Pope Julius I (d. ca. AD 352), bishop of Rome, fixed the celebration of Christ’s birth on December 25th in response to the request by Cyril (AD 313-386), bishop of Jerusalem, to settle differences in the celebration of the Nativity of the Lord between the West and the East. All of Christendom accepted that decree except for the Armenian church, which remains to celebrate it on January 6 each year. Around the 12th century, the season of Christmas has been extended from December 25th up to Epiphany, the commemoration of the manifestation of the Lord especially to the magi, on January 6th, commonly known as the Twelve Days of Christmas, Christmastide, or Twelve Holy Days. However, for the Holy Catholic Church at present, “Christmas time runs from the First Vespers (Evening Prayer I) of the Nativity of the Lord up to and including the Sunday after Epiphany or after January 6th.”

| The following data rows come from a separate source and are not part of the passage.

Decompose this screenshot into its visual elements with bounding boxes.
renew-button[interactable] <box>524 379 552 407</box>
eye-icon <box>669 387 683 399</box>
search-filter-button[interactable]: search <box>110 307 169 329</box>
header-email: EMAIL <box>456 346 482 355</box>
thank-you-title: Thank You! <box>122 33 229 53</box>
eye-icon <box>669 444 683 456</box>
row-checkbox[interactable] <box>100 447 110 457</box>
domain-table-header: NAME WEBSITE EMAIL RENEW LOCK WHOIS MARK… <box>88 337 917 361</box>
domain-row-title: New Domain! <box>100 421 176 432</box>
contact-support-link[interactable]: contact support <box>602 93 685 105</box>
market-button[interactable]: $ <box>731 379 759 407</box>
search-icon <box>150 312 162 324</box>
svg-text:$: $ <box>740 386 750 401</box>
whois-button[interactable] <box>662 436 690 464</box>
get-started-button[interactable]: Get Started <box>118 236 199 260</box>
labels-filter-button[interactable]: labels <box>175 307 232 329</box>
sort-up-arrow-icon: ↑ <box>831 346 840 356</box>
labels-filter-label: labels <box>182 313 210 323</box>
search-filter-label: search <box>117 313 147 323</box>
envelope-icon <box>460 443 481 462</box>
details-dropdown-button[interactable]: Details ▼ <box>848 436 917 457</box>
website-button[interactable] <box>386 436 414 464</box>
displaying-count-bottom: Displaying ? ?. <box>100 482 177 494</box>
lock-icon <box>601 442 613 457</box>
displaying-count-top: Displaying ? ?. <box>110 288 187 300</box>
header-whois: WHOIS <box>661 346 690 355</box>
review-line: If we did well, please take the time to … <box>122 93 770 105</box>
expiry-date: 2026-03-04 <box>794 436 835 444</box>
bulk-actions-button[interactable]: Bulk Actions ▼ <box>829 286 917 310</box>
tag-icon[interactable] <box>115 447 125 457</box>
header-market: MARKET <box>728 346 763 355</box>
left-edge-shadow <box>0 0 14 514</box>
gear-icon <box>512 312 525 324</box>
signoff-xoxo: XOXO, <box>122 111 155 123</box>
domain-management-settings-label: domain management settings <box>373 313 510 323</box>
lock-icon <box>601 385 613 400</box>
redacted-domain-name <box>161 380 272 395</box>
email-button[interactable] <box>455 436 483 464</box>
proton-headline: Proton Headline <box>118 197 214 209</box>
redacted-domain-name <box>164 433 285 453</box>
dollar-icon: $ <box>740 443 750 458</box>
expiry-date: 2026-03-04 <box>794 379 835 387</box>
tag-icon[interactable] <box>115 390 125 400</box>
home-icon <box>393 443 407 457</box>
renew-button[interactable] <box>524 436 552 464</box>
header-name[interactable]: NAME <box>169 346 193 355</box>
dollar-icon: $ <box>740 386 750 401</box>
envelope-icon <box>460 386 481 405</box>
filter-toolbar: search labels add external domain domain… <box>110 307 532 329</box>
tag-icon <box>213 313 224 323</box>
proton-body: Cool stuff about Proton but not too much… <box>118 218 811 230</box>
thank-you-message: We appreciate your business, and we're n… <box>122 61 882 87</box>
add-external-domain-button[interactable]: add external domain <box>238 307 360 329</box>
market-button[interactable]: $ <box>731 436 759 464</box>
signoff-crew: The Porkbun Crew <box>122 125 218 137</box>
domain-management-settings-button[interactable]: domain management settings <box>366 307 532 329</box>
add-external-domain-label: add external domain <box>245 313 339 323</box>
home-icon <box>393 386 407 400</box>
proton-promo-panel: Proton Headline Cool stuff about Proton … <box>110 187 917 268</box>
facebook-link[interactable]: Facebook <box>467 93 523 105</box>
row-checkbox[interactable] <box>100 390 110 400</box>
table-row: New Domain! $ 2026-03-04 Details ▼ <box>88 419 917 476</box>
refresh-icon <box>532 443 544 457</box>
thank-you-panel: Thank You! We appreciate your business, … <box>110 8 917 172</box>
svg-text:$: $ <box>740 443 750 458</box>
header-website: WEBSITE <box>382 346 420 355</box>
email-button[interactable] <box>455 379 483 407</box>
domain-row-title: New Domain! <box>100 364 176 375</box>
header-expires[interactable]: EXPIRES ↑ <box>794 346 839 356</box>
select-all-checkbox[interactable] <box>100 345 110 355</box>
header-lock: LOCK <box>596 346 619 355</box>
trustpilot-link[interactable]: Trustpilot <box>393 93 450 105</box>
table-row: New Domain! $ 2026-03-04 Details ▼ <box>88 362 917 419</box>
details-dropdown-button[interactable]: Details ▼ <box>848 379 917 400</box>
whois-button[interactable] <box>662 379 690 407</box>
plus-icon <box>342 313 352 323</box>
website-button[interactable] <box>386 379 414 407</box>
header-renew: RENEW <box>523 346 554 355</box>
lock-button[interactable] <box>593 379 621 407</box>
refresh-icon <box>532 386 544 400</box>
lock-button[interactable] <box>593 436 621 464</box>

As what the Catechism of the Catholic Church states: “To become a child in relation to God is the condition for entering the kingdom. For this, we must humble ourselves and become little. Even more: to become ‘children of God’ we must be ‘born from above’ or ‘born of God’. Only when Christ is formed in us will the mystery of Christmas be fulfilled in us. Christmas is the mystery of this ‘marvelous exchange’: O marvelous exchange! Man’s Creator has become man, born of the Virgin. We have been made sharers in the divinity of Christ who humbled himself to share our humanity” (CCC 526).